Tuesday, January 11, 2011

On Muqtada's Return to Iraq

Michael Boyle sums it up nicely in The Guardian:
That Sadr's return holds out the prospect of a return to violence or increasingly illiberal government in Iraq is clear. But it is also now clear that events in Iraq have slipped out of the hands of the US, turning America into a bystander in the aftermath of a war of its own making. Whether Iraq will continue to consolidate its fragile gains, or slip back into violence or authoritarian government, is a matter that the Obama administration may find very hard to influence.
Likewise, Robert Grenier in al-Jazeera:
It is tempting, and perhaps accurate, to ascribe the peaceful return of Iraq's prodigal son to a healthy evolution in Iraq away from violence and toward electoral and factional politics as a means of reconciling the country's deep divisions.

The trepidation which attended al-Sadr's first post-return speech this past Saturday, however, suggested that this transformation remains both tenuous and reversible.

Iraqis do not fear Muqtada's control over 12 percent of the seats in the Council of Representatives.

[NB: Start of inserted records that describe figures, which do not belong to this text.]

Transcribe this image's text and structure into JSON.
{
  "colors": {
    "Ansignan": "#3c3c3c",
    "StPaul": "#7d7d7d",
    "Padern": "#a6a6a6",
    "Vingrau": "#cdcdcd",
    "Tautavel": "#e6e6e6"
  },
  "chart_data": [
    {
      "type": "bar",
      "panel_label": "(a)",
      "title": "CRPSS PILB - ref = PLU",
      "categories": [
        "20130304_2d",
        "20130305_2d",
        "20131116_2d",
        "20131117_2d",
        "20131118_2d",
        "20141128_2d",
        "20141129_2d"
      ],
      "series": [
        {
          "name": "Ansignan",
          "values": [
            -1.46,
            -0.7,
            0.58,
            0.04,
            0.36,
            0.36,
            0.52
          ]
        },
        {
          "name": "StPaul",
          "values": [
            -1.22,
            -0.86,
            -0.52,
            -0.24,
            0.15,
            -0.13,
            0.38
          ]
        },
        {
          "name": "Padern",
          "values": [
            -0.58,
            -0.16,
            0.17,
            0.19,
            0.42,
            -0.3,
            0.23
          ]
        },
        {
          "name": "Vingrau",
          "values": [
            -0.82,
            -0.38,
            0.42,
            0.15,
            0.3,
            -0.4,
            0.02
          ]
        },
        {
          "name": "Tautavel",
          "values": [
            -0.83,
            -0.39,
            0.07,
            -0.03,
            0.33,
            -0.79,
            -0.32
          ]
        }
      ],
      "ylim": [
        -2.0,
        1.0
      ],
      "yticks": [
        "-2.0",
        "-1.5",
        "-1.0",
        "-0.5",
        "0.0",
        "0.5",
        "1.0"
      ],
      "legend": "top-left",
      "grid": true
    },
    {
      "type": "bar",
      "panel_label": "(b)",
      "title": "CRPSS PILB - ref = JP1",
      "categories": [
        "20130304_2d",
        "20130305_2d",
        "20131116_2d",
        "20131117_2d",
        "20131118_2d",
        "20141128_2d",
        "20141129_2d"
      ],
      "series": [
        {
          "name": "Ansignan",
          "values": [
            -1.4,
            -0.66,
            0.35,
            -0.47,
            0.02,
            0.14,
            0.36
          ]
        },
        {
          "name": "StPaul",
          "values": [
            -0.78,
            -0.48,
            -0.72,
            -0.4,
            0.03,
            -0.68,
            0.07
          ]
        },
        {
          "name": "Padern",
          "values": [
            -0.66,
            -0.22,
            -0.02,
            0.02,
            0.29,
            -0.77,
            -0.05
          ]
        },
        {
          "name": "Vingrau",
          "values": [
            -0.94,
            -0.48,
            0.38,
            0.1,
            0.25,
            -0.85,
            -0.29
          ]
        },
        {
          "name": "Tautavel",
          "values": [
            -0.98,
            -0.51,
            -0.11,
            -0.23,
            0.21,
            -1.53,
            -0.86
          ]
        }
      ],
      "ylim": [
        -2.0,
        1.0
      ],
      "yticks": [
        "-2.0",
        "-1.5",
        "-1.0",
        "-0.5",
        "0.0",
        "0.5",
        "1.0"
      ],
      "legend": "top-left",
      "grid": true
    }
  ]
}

What they fear is the cult-like following which he still commands among the poor, urban Shiite proletariat, perhaps the most potent, least sophisticated, and most manipulable force in Iraqi politics.

Muqtada's standing among this element of the populace would be enough by itself to make him a political force to be reckoned with.

But the real base of Muqtada's power, now as before, is the potential for mob violence posed by his most passionate supporters, as well as the more directed and disciplined threat posed by the Promised Day Brigade, al-Sadr's post-Mahdi Army militia.

Despite its leader's supposed new-found political respectability, an aura of violent illegitimacy still clings to the al-Sadr Trend:  Indeed, at least two Iraqi laws bar organisations affiliated with a militia from political participation. The clear lesson for everyone concerned is that accountability under the law still does not apply to Muqtada al-Sadr. . . .

his reiterated opposition to foreign occupation and his insistence on strict adherence to the agreed timetable for US military withdrawal contained, depending upon one's interpretation, either a clear threat, or a familiar and characteristic ambiguousness on the potential for a return to violence.